First, let me start by saying this is a rambling post to clear my mind.
A few days before TOM arrives, my self esteem goes down just a bit every now and then. I have been working really hard lately. (almost a perfect past 4 days) and I feel like I'm disgusting to look at. I'm worried that the scale won't go down tomorrow. I'm worried that this will never come off, and my self esteem will never be at a normal level. I remember in 2005 when I was just 145 pounds. What happened to me!?!? I gained 65 pounds or so in 2 years...and this past year is when I've been working the hardest. Hell... I know I haven't done well until this point...but still. How could I do that?!?!? I just want to put on smaller clothes. I want to feel as beautiful as all the other girls I see. ((I can tell TOM is coming because I'm having WEIRD mood swings)) I want to take my clothes off when I get into the shower, without having to AVOID looking in the mirror, because when I do, I see someone who is HIDEOUS. Food is my comfort. And its really hard to stop that. Food hasn't always been my comfort...in fact, when I was upset... I used to NOT eat at all! Now...I use it for EVERY emotion. I use it to celebrate, when I'm sad, when I'm angry, and when I'm bored. I can't do this anymore! Its wrong! This week I have gotten a little better at deciding what food I want to eat BEFORE I shove it in my mouth. I chose tuna over pizza, I chose turkey sub (NO mayo or cheese) over pizza. I chose salad instead of McDonalds. I am figuring this out. And yet... I feel like I might still be doing something wrong. This could really just be the bloating and stuff thats starting to occur because TOM is on his way.. But I just want to vent and get my thoughts out of my own head. I am 2.4 pounds away from getting rid of my first 10 pounds. 10 pounds at a time... that is a good goal for me. I like to see my ticker move across... it makes me feel like I'm doing something right. Setting my ticker at 135 as my goal... I will barely move!! But I can keep moving it back 10 pounds. MoonGoddess posted something a LONG time ago that was A certain amount of weight...and what object that was equivalent to.
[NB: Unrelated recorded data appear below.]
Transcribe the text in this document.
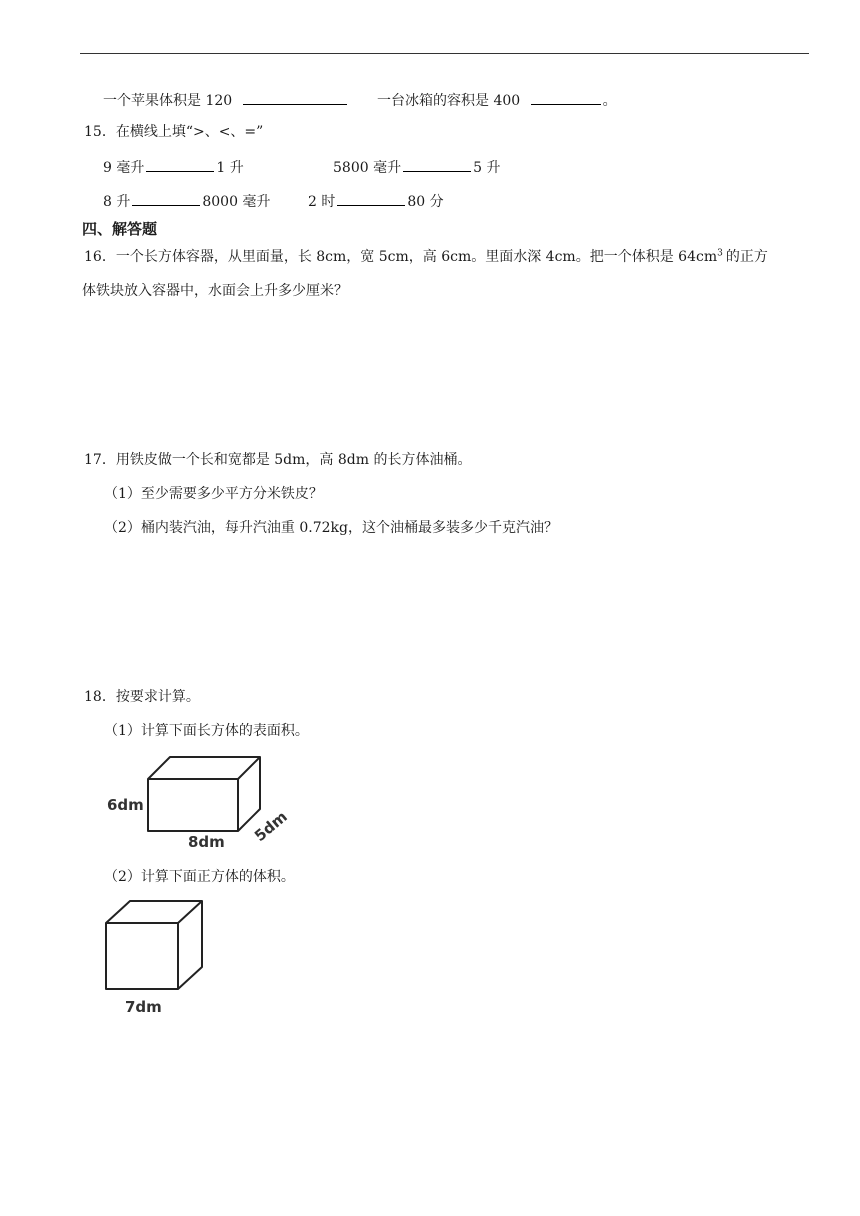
一个苹果体积是 120	一台冰箱的容积是 400	。
15．在横线上填“>、<、=”
9 毫升	1 升	5800 毫升	5 升
8 升	8000 毫升	2 时	80 分
四、解答题
16．一个长方体容器，从里面量，长 8cm，宽 5cm，高 6cm。里面水深 4cm。把一个体积是 $64cm^3$ 的正方
体铁块放入容器中，水面会上升多少厘米？
17．用铁皮做一个长和宽都是 5dm，高 8dm 的长方体油桶。
（1）至少需要多少平方分米铁皮？
（2）桶内装汽油，每升汽油重 0.72kg，这个油桶最多装多少千克汽油？
18．按要求计算。
（1）计算下面长方体的表面积。
6dm
8dm 5dm
（2）计算下面正方体的体积。
7dm
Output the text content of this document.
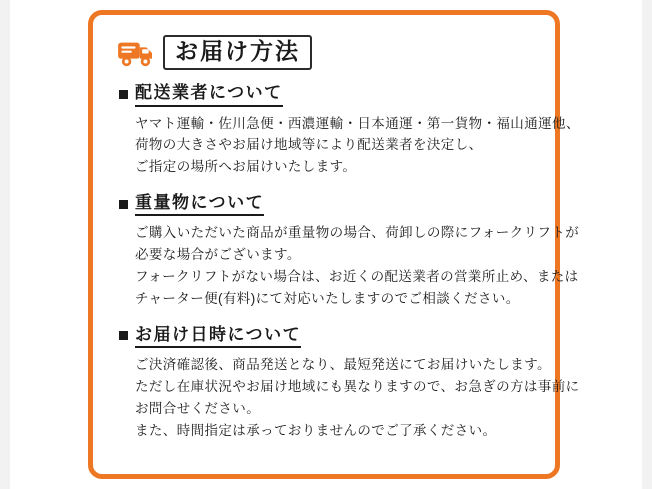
お届け方法
配送業者について
ヤマト運輸・佐川急便・西濃運輸・日本通運・第一貨物・福山通運他、
荷物の大きさやお届け地域等により配送業者を決定し、
ご指定の場所へお届けいたします。
重量物について
ご購入いただいた商品が重量物の場合、荷卸しの際にフォークリフトが
必要な場合がございます。
フォークリフトがない場合は、お近くの配送業者の営業所止め、または
チャーター便(有料)にて対応いたしますのでご相談ください。
お届け日時について
ご決済確認後、商品発送となり、最短発送にてお届けいたします。
ただし在庫状況やお届け地域にも異なりますので、お急ぎの方は事前に
お問合せください。
また、時間指定は承っておりませんのでご了承ください。
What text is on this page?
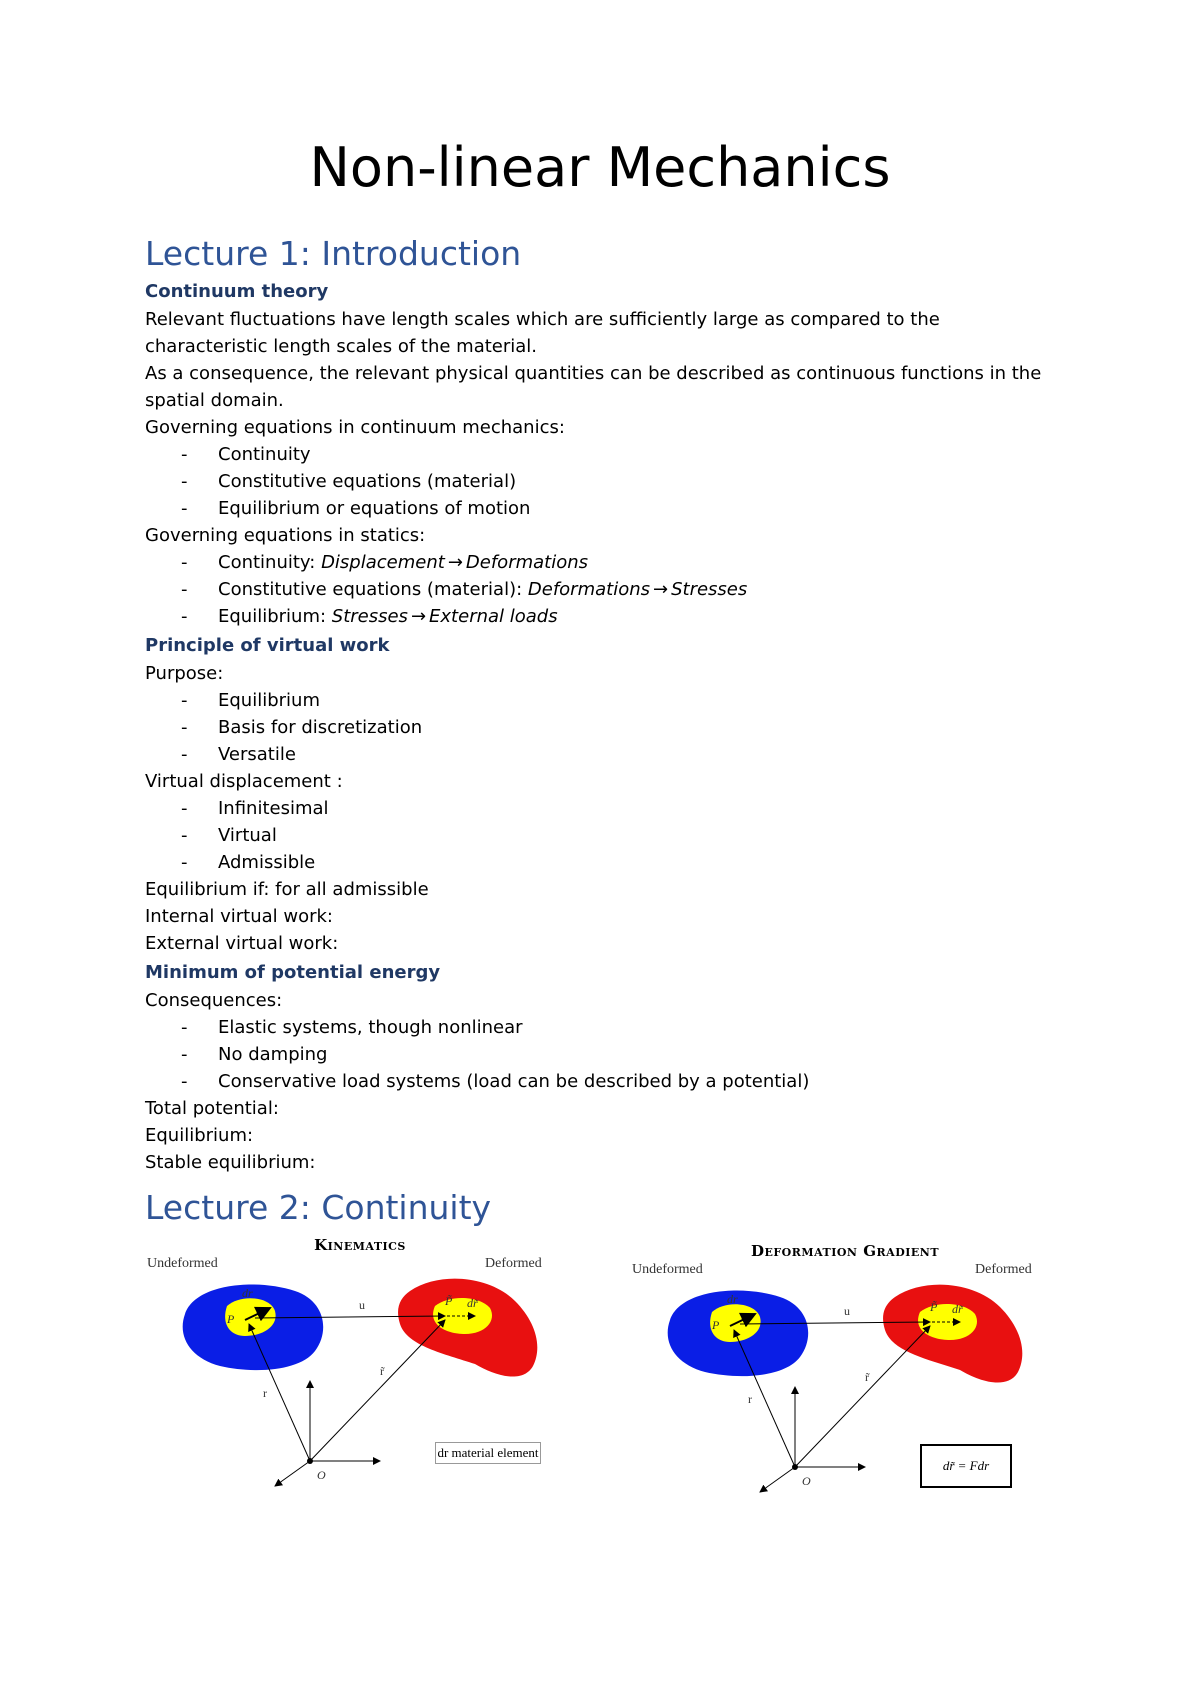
Non-linear Mechanics
Lecture 1: Introduction
Continuum theory

Relevant fluctuations have length scales which are sufficiently large as compared to the characteristic length scales of the material.

As a consequence, the relevant physical quantities can be described as continuous functions in the spatial domain.

Governing equations in continuum mechanics:

- Continuity
- Constitutive equations (material)
- Equilibrium or equations of motion

Governing equations in statics:

- Continuity: Displacement → Deformations
- Constitutive equations (material): Deformations → Stresses
- Equilibrium: Stresses → External loads
Principle of virtual work

Purpose:

- Equilibrium
- Basis for discretization
- Versatile

Virtual displacement :

- Infinitesimal
- Virtual
- Admissible

Equilibrium if: for all admissible

Internal virtual work:

External virtual work:

Minimum of potential energy

Consequences:

- Elastic systems, though nonlinear
- No damping
- Conservative load systems (load can be described by a potential)

Total potential:

Equilibrium:

Stable equilibrium:

Lecture 2: Continuity
Kinematics
Undeformed	Deformed
dr
P
u
r
r̃
O
dr̃
P̃
dr material element
Deformation Gradient
Undeformed	Deformed
dr
P
u
r
r̃
O
dr̃
P̃
dr̃ = Fdr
I printed this out, because at ALMOST every pound... I could compare it to something. I have lost about 7.5 pounds...which happens to be the average size of a newborn baby. I guess that sort of puts a smile on my face.
Ok... what else can I compare my weight loss to...
7.5 pounds lost..(pretty much)
That could be... 7 guinea pigs, 5 dozen Krispy Kreme donuts, 3.75 racks of baby back ribs, 2.5 human brains, 1.875 ostrich eggs, 1.5 chihuahuas, and the weight equivalent of 1.25 human's skin, or 1 average new born baby.
I can be VERY proud of that.
As you can see...this post has pretty much turned itself around. Thats the brilliance of rambling. I still don't like to look at myself in a mirror... but I have faith that someday I will get past all this.